Is business a ‘Living Machine’?

By R Gopalakrishnan*

*The writer’s latest book, JAMSETJI TATA: powerful learnings for corporate success, coauthored with Harish Bhat, was published in July 2024. 

Is business a ‘Living Machine’?

For over fifty years, almost every practitioner of business management has probably been a fan of Peter Drucker. I am, therefore, like a bhakt in a temple town as I visit his birthplace, Vienna, to participate in the ‘Davos of Management’. The Global Peter Drucker Forum and the Living Machine Institute in Austria have joined forces to reframe The Next Management, titled as “The India Way: Humanism, Longevity, and Compounding Returns.” In recent times, more people have been struck that the capitalist enterprise model, seeded in America, is perhaps broken. What is the model? Why is it thought to be broken?

The centre piece of the capitalist enterprise model is the joint stock company in which the liability of the shareholder is limited. Over the last decades, the single-minded focus of management leaders has increasingly been to promote shareholder wealth on the premise that the shareholders are the owners of the company. Are they, really? The people who aspire, dream, sweat, yearn, and love are usually not the shareholders, but the people who are most affected by the company—community, society, employees, vendors, for example. The current model has evolved over a couple of centuries concurrently with the industrial revolution. When there is a sharp focus on shareholders, there emerges a strong emphasis on efficiency—of manpower, machines, and capital usage–rather than on effectiveness. What is the difference?

Peter Drucker on Efficiency vs Effectiveness

According to Peter Drucker, you need effectiveness to magnify and translate efficiency into results. Peter Drucker emphasized that the sole purpose of a business is to create and satisfy a customer. In his seminal book, The Effective Executive, he had addressed the difference between effective and efficient. Which is more important when it comes to organizational performance? You recognise an effective organization as one which enables ordinary people to collectively achieve extraordinary results. How simple yet profound–to encourage ordinary people to achieve extraordinary results!

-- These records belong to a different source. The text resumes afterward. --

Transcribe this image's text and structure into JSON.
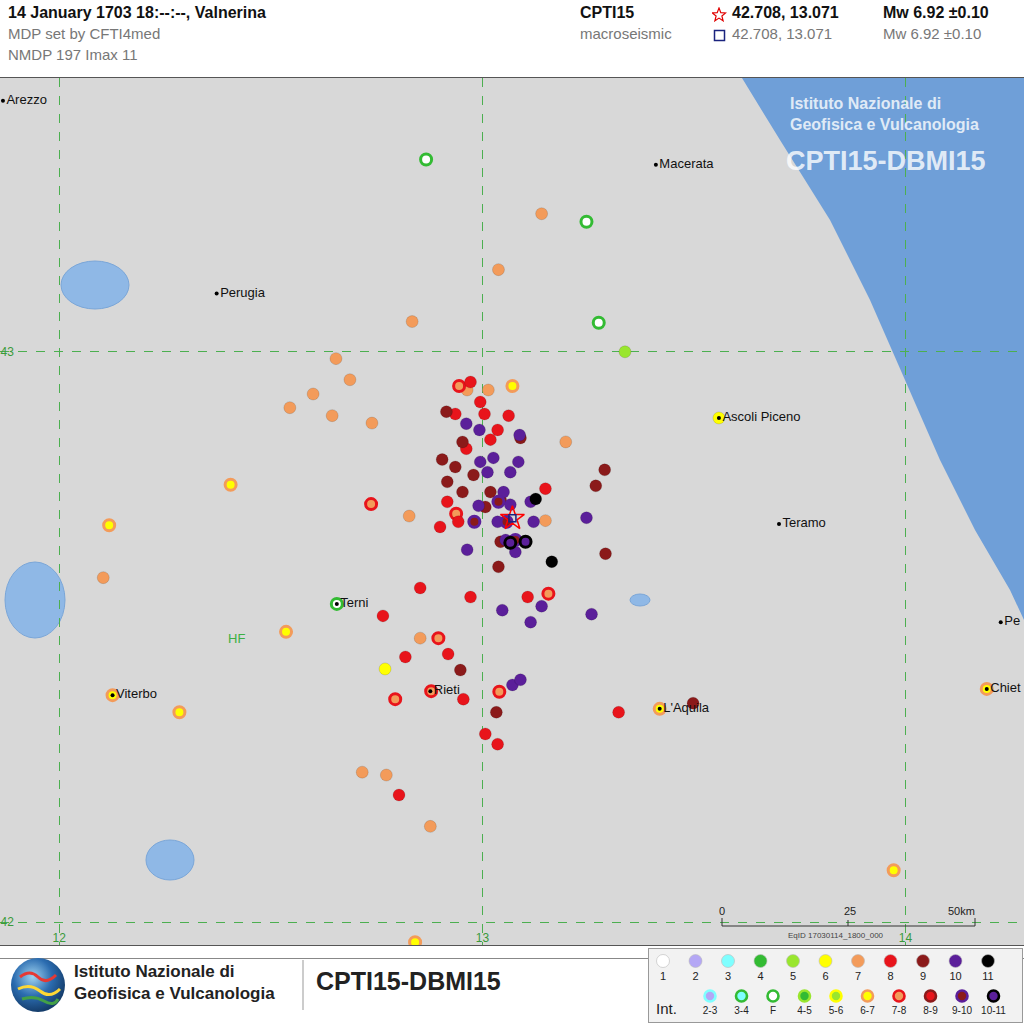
{
  "header": {
    "title": "14 January 1703  18:--:--,  Valnerina",
    "lines": [
      "MDP set by CFTI4med",
      "NMDP 197   Imax 11"
    ],
    "catalogue": "CPTI15",
    "method": "macroseismic",
    "epicentre_star": {
      "coords": "42.708, 13.071",
      "magnitude": "Mw 6.92 ±0.10"
    },
    "epicentre_square": {
      "coords": "42.708, 13.071",
      "magnitude": "Mw 6.92 ±0.10"
    }
  },
  "watermark": [
    "Istituto Nazionale di",
    "Geofisica e Vulcanologia",
    "CPTI15-DBMI15"
  ],
  "scale": {
    "labels": [
      "0",
      "25",
      "50km"
    ],
    "note": "EqID 17030114_1800_000"
  },
  "footer": {
    "institute": [
      "Istituto Nazionale di",
      "Geofisica e Vulcanologia"
    ],
    "product": "CPTI15-DBMI15",
    "legend_title": "Int.",
    "legend": [
      {
        "label": "1",
        "fill": "#ffffff"
      },
      {
        "label": "2",
        "fill": "#b4a7f5"
      },
      {
        "label": "3",
        "fill": "#7fffff"
      },
      {
        "label": "4",
        "fill": "#33bb33"
      },
      {
        "label": "5",
        "fill": "#99e62e"
      },
      {
        "label": "6",
        "fill": "#ffff00"
      },
      {
        "label": "7",
        "fill": "#f39b5a"
      },
      {
        "label": "8",
        "fill": "#e8141b"
      },
      {
        "label": "9",
        "fill": "#8b1a1a"
      },
      {
        "label": "10",
        "fill": "#5b1f9a"
      },
      {
        "label": "11",
        "fill": "#000000"
      }
    ],
    "legend_half": [
      {
        "label": "2-3",
        "fill": "#b4a7f5",
        "ring": "#7fffff"
      },
      {
        "label": "3-4",
        "fill": "#7fffff",
        "ring": "#33bb33"
      },
      {
        "label": "F",
        "fill": "#ffffff",
        "ring": "#33bb33"
      },
      {
        "label": "4-5",
        "fill": "#33bb33",
        "ring": "#99e62e"
      },
      {
        "label": "5-6",
        "fill": "#99e62e",
        "ring": "#ffff00"
      },
      {
        "label": "6-7",
        "fill": "#ffff00",
        "ring": "#f39b5a"
      },
      {
        "label": "7-8",
        "fill": "#f39b5a",
        "ring": "#e8141b"
      },
      {
        "label": "8-9",
        "fill": "#e8141b",
        "ring": "#8b1a1a"
      },
      {
        "label": "9-10",
        "fill": "#8b1a1a",
        "ring": "#5b1f9a"
      },
      {
        "label": "10-11",
        "fill": "#5b1f9a",
        "ring": "#000000"
      }
    ]
  },
  "chart_data": {
    "type": "scatter",
    "xlim": [
      11.86,
      14.28
    ],
    "ylim": [
      41.96,
      43.48
    ],
    "xticks": [
      12,
      13,
      14
    ],
    "yticks": [
      42,
      43
    ],
    "grid": true,
    "epicentre": {
      "lon": 13.071,
      "lat": 42.708
    },
    "cities": [
      {
        "name": "Arezzo",
        "lon": 11.867,
        "lat": 43.44
      },
      {
        "name": "Macerata",
        "lon": 13.41,
        "lat": 43.328
      },
      {
        "name": "Perugia",
        "lon": 12.372,
        "lat": 43.102
      },
      {
        "name": "Ascoli Piceno",
        "lon": 13.559,
        "lat": 42.884
      },
      {
        "name": "Teramo",
        "lon": 13.701,
        "lat": 42.698
      },
      {
        "name": "Terni",
        "lon": 12.656,
        "lat": 42.558
      },
      {
        "name": "Rieti",
        "lon": 12.877,
        "lat": 42.405
      },
      {
        "name": "L'Aquila",
        "lon": 13.419,
        "lat": 42.374
      },
      {
        "name": "Viterbo",
        "lon": 12.126,
        "lat": 42.398
      },
      {
        "name": "Chiet",
        "lon": 14.192,
        "lat": 42.409
      },
      {
        "name": "Pe",
        "lon": 14.225,
        "lat": 42.526
      }
    ],
    "annotations": [
      {
        "text": "HF",
        "x": 12.419,
        "y": 42.498
      }
    ],
    "series": [
      {
        "name": "F",
        "color": "#ffffff",
        "marker": "ring",
        "x": [
          12.867,
          13.246,
          13.275,
          12.656
        ],
        "y": [
          43.337,
          43.228,
          43.051,
          42.558
        ]
      },
      {
        "name": "5",
        "color": "#99e62e",
        "marker": "dot",
        "x": [
          13.337
        ],
        "y": [
          43.0
        ]
      },
      {
        "name": "6",
        "color": "#ffff00",
        "marker": "dot",
        "x": [
          13.559,
          12.77
        ],
        "y": [
          42.884,
          42.444
        ]
      },
      {
        "name": "6-7",
        "color": "#ffff00",
        "marker": "ring",
        "x": [
          12.405,
          12.118,
          12.536,
          12.284,
          12.126,
          12.841,
          13.972,
          14.192,
          13.419,
          13.071
        ],
        "y": [
          42.767,
          42.696,
          42.509,
          42.368,
          42.398,
          41.965,
          42.091,
          42.409,
          42.374,
          42.94
        ]
      },
      {
        "name": "7",
        "color": "#f39b5a",
        "marker": "dot",
        "x": [
          13.14,
          13.038,
          12.834,
          12.654,
          12.687,
          12.545,
          12.6,
          12.645,
          12.739,
          13.197,
          12.827,
          12.104,
          13.014,
          12.716,
          12.773,
          12.877,
          12.853,
          13.149,
          12.964
        ],
        "y": [
          43.242,
          43.144,
          43.053,
          42.988,
          42.951,
          42.902,
          42.926,
          42.888,
          42.875,
          42.842,
          42.712,
          42.604,
          42.933,
          42.263,
          42.258,
          42.168,
          42.498,
          42.704,
          42.933
        ]
      },
      {
        "name": "7-8",
        "color": "#f39b5a",
        "marker": "ring",
        "x": [
          12.945,
          12.737,
          12.794,
          12.879,
          13.04,
          13.156,
          12.896,
          12.938
        ],
        "y": [
          42.94,
          42.733,
          42.391,
          42.405,
          42.404,
          42.576,
          42.498,
          42.716
        ]
      },
      {
        "name": "8",
        "color": "#e8141b",
        "marker": "dot",
        "x": [
          12.972,
          13.005,
          13.019,
          13.036,
          13.062,
          12.995,
          12.962,
          12.853,
          12.765,
          12.818,
          12.919,
          12.972,
          12.955,
          13.322,
          13.036,
          13.007,
          12.803,
          13.107,
          12.943,
          12.917,
          12.936,
          13.149,
          12.9
        ],
        "y": [
          42.947,
          42.891,
          42.846,
          42.863,
          42.888,
          42.912,
          42.83,
          42.586,
          42.537,
          42.465,
          42.47,
          42.57,
          42.391,
          42.368,
          42.312,
          42.33,
          42.223,
          42.57,
          42.702,
          42.737,
          42.891,
          42.76,
          42.693
        ]
      },
      {
        "name": "9",
        "color": "#8b1a1a",
        "marker": "dot",
        "x": [
          12.915,
          12.905,
          12.936,
          12.953,
          12.917,
          12.979,
          13.019,
          13.043,
          13.289,
          13.268,
          13.291,
          12.948,
          13.033,
          13.498,
          13.09,
          13.007,
          13.038,
          12.953,
          13.043
        ],
        "y": [
          42.895,
          42.811,
          42.798,
          42.754,
          42.772,
          42.784,
          42.754,
          42.667,
          42.793,
          42.765,
          42.646,
          42.442,
          42.368,
          42.384,
          42.849,
          42.728,
          42.623,
          42.842,
          42.74
        ]
      },
      {
        "name": "10",
        "color": "#5b1f9a",
        "marker": "dot",
        "x": [
          12.962,
          12.993,
          13.026,
          12.995,
          13.012,
          13.05,
          13.085,
          13.036,
          13.055,
          13.078,
          13.121,
          13.066,
          13.246,
          13.14,
          13.114,
          13.071,
          13.09,
          13.047,
          13.258,
          12.964,
          12.991,
          13.114,
          13.088,
          13.066
        ],
        "y": [
          42.874,
          42.863,
          42.814,
          42.807,
          42.789,
          42.754,
          42.807,
          42.702,
          42.67,
          42.649,
          42.702,
          42.732,
          42.709,
          42.554,
          42.526,
          42.416,
          42.425,
          42.547,
          42.54,
          42.653,
          42.73,
          42.737,
          42.854,
          42.789
        ]
      },
      {
        "name": "9-10",
        "color": "#8b1a1a",
        "marker": "ring",
        "x": [
          13.038,
          13.057,
          13.078,
          12.981
        ],
        "y": [
          42.737,
          42.702,
          42.67,
          42.702
        ]
      },
      {
        "name": "10-11",
        "color": "#5b1f9a",
        "marker": "ring",
        "x": [
          13.066,
          13.102
        ],
        "y": [
          42.665,
          42.667
        ]
      },
      {
        "name": "11",
        "color": "#000000",
        "marker": "dot",
        "x": [
          13.126,
          13.164
        ],
        "y": [
          42.742,
          42.632
        ]
      }
    ]
  }
}
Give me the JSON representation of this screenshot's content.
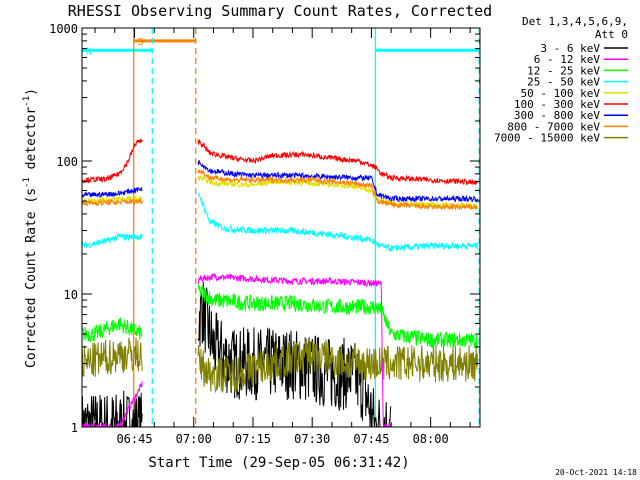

Efficiency is getting a lot of things done, while effectiveness is getting the right things done. Further, Drucker wrote that effectiveness, unlike innate attributes such as talent and intelligence, entails a set of practices you can learn. In fact, it’s essential to learn effectiveness because without it, talent and intelligence won’t get you anywhere.

The contemporary capitalist enterprise model, with its excessive orientation to enhancing shareholder wealth, is hugely committed to efficiency, to extracting the maximum out of a given resource. The model treats enterprise almost like a machine, whose efficiency can be enhanced by continuous improvement. Further, too often, human avarice, greed, and hubris get fed into the menu for efficiency. These lead to enterprise failures like Enron and Lehman Brothers–watch the play, Lehman Trilogy, now running in theatres in London and New York. Think of India’s Satyam Computers and Kingfisher Airlines. The efficiency-only trap is a threat to all enterprises that are fixated on increasing market capitalization (unicorn-aspiring startups to please note).

To minimise the risk of getting entrapped into this web, one must consider an alternative model: effectiveness, underpinned by efficiency. In this model, the shareholder is not the lone God for whom enterprise leaders cater. Employees, community, vendors, and many others who work to make the company into a ‘living machine’ feature in the leadership agenda. The reason is that the value from a ‘living machine’ is superior to that from a machine.  The markers for a living machine are Humanism, Longevity, and Compounding Results, the theme of The India Way discussion at Vienna.

When Roger Bannister broke the four-minute record for running a mile in 1954 at the Iffley Road tracks, many scientific minds opined that the limit of human endurance will not permit any further improvement to the record. Yet, the human ‘living thing’, through advances in motivation, physiology, nutrition, and equipment have made it possible for Moroccan Hicham El Guerrouj to record 3 minutes and 43 seconds. Living Machines yield more than inanimate machines because of flexibility, adaptation, and human consciousness, which machines cannot yet do.

Here is the catch. Dealing with living machines requires reflection, thought, patience and, above all, time. In the belief that their shareholders will not give them time, enterprise leaders push the fixed machine beyond its limits, breaking the machine rather than training it to adapt and renew. Some Indian companies seem to have learnt this, like Godrej, TVS, Birla, Mahindra, Tata and Hindustan Lever. It has been my singular fortune to have served in Tata and Hindustan Lever, where I learnt the ‘Living Machine’ principles from the grassroots.

It is satisfying to expose the ideas of the Living Machine to a global audience.